Thursday, October 7, 2010

Onamia’s Holy Cross Parish commemorates centennial with cookbook

Holy Cross Church in Onamia marks 100 years Oct. 10 starting with a 9:30 a.m. Mass celebrated by Bishop John Kinney and Crosier Provincial Father Tom Carkhuff. The parish’s anniversary takes place in the same year that the Crosiers are observing 100 years presence in the United States and 800 years as an order.

The parish’s first church building was made from an old schoolhouse and the dedication Mass was said on the first Sunday of Advent in 1910.  Crosier Father Van Dinter was named the first pastor of Holy Cross Parish.

Crosier Father Jerry Schik is the current pastor. Crosier Fathers Jude Verley and Greg Poser are the associate pastors.

Sunday’s event includes a pictorial directory and memorabilia display. And, a special cookbook created to commemorate the centennial will be available for sale. Holy Cross parishioners Marilyn Hoheisel and Marilyn Rhode coordinated the cookbook project. Gail Pete and Amber Presland helped to type the 400 recipes from current and former parishioners. 

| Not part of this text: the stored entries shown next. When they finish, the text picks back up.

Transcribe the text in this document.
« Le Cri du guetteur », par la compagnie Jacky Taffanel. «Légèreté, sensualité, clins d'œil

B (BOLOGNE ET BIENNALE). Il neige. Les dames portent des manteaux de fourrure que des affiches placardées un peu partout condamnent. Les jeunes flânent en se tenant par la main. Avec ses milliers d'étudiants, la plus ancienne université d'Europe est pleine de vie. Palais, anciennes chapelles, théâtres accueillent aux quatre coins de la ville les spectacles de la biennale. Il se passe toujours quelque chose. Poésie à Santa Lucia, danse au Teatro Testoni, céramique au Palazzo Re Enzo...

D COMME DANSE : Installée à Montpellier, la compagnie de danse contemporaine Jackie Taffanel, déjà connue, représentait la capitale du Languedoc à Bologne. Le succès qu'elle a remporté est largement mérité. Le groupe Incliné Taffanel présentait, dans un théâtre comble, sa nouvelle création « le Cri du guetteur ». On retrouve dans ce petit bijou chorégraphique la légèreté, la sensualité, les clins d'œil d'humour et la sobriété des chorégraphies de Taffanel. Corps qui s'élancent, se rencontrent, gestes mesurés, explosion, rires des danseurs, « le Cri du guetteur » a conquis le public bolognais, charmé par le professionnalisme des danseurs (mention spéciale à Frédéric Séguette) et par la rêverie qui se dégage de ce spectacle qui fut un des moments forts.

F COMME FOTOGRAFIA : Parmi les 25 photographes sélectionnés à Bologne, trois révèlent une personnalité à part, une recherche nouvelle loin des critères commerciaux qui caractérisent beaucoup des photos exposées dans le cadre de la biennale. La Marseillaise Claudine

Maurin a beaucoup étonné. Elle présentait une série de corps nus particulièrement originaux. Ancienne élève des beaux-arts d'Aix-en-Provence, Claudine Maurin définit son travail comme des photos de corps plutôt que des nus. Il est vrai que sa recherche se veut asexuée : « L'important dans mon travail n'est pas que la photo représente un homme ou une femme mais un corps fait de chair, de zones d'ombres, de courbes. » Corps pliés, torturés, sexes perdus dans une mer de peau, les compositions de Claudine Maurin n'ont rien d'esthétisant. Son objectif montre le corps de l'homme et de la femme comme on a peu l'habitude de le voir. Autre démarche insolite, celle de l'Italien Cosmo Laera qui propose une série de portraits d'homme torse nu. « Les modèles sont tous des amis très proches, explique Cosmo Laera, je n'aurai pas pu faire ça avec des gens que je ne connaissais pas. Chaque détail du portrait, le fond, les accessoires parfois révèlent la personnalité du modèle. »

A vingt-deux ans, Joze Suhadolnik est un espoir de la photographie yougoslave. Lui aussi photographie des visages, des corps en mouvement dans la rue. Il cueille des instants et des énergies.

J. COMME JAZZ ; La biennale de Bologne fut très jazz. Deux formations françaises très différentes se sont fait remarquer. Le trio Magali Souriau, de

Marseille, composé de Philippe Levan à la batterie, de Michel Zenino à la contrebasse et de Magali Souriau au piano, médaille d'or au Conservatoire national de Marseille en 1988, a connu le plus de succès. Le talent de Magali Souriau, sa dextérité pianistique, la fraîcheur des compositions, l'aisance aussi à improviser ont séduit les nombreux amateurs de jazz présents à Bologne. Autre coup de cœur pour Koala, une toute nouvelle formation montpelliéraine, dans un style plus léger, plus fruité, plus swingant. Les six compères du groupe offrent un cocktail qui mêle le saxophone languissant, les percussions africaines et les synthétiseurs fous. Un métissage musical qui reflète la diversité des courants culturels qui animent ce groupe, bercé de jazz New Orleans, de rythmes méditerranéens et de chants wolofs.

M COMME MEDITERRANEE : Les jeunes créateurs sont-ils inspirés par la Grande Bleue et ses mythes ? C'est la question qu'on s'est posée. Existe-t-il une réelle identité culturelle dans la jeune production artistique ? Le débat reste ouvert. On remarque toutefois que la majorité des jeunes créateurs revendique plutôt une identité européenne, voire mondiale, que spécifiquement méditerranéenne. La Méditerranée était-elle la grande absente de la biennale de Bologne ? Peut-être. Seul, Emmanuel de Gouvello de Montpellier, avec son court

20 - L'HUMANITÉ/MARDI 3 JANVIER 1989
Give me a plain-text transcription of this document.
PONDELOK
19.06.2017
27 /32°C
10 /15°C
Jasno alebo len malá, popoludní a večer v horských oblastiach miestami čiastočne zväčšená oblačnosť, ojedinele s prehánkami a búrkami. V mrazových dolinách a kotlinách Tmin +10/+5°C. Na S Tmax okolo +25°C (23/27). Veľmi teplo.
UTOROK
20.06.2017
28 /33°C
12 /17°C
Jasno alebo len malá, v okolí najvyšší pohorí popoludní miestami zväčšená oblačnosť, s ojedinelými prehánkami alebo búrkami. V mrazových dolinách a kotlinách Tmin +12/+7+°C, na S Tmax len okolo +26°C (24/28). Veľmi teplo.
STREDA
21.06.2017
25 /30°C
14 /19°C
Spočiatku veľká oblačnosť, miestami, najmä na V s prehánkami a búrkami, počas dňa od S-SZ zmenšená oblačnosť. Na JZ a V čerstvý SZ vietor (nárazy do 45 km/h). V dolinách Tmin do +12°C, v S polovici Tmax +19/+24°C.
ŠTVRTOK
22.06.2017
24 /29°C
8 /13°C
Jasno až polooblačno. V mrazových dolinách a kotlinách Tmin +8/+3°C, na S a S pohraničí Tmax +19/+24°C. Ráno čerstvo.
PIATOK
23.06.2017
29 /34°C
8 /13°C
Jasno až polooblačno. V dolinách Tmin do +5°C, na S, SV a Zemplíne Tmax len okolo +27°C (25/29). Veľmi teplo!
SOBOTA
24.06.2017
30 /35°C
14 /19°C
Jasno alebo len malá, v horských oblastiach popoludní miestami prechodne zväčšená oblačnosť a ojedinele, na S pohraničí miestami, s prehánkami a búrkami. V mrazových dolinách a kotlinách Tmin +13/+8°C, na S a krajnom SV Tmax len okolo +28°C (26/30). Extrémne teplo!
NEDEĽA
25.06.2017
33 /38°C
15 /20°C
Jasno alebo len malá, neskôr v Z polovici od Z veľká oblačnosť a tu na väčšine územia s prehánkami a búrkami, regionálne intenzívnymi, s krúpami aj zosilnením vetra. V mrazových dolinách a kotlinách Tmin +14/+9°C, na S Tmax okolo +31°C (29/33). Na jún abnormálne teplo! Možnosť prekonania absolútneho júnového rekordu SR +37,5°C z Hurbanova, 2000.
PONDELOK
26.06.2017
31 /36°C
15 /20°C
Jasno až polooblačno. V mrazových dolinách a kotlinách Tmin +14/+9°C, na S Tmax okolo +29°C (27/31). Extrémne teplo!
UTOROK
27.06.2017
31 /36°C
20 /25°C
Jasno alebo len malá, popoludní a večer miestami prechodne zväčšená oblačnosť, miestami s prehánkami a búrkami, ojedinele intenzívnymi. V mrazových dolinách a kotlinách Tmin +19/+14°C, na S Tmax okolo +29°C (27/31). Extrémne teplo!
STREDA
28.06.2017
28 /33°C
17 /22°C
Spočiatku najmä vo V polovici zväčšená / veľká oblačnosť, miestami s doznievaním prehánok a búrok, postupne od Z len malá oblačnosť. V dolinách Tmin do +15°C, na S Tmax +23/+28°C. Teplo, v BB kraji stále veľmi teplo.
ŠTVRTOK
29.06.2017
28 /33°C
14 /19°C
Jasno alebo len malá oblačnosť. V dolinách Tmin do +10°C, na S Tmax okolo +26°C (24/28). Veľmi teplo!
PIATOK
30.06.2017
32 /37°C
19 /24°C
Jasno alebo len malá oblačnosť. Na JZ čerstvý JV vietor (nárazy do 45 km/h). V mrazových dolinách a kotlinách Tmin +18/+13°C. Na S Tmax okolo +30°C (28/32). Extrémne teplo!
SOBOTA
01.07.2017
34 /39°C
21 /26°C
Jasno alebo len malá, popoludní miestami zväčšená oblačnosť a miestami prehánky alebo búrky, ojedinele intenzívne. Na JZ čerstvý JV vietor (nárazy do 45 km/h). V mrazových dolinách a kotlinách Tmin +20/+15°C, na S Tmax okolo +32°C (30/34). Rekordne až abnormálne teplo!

Cookbooks may be purchased at the church after the weekend masses for $12.50 each or may be ordered by calling the parish office at 320-532-3122 or sending an e-mail to hconamiaparishoffice@yahoo.com. (An additional $4.95 shipping and handling will be added to mail the cookbooks.)

The cookbook is dedicated to the Crosiers for their service to the parish. Two recipes from the cookbook shared by Crosier priests — German Wiener Schnitzel with German Spaetzle from Father Edward Greiwe and Pineapple Upside Down Cake from Father Jude Verley — are a gift to you today. Father Verley concludes his recipe with “Serve, eat and enjoy!” I second that! CJK 



German Wiener Schnitzel 
with German Spaetzle
(Crosier Father Edward Greiwe)


Wiener Schnitzel
Boneless pork chops
Salt and pepper
2 eggs
Flour
Bread crumbs
Shortening or cooking oil

Spaetzle
2 large eggs, beaten
1/4 cup milk
1 cup flour
1/4 tsp. salt
Dash of pepper
1 tbsp. butter or margarine

Wiener Schnitzel
Pound boneless pork chops to about 1/4 inch thickness. Remove fat. Salt and pepper both sides. Beat eggs with small amount of water. Lightly flour pork chops. Dip them into egg mixture holding with fork until nothing more drips off. Lightly dust both sides of pork chops with fine bread crumbs. Heat about 1/2-inch shortening (or cooking oil) in frying pan. Fry them until both sides are nicely light brown. Place on paper-toweled cookie sheet and put in 250°F oven to keep warm. Serve with German spaetzle noodles.

Spaetzle
Mix eggs, milk, flour, salt and pepper together. Fill a saucepan half full of water, heat to boiling. Drop dough into boiling water by tablespoons [or by pushing it through the holes of a colander]. Stir once or twice to prevent sticking. Cook about 5 minutes or until spaetzle rise to surface. Drain and toss with butter or margarine to serve.



Pineapple Upside Down Cake
(Crosier Father Jude Verley)


1 1/2 sticks butter
brown sugar
pineapple rings
maraschino cherries
1 white or yellow cake mix

Melt butter and pour into the bottom of a 9 x13-inch baking pan. Spread a layer of brown sugar over the top of the melted butter. Arrange pineapple rings over brown sugar layer. Place a maraschino cherry in each center of pineapple ring.

Mix cake according to package directions, pour over ingredients in pan. Bake at 350° F for 30 to 40 minutes or until toothpick near center comes out clean. Let cool five minutes before turning cake over onto serving dish.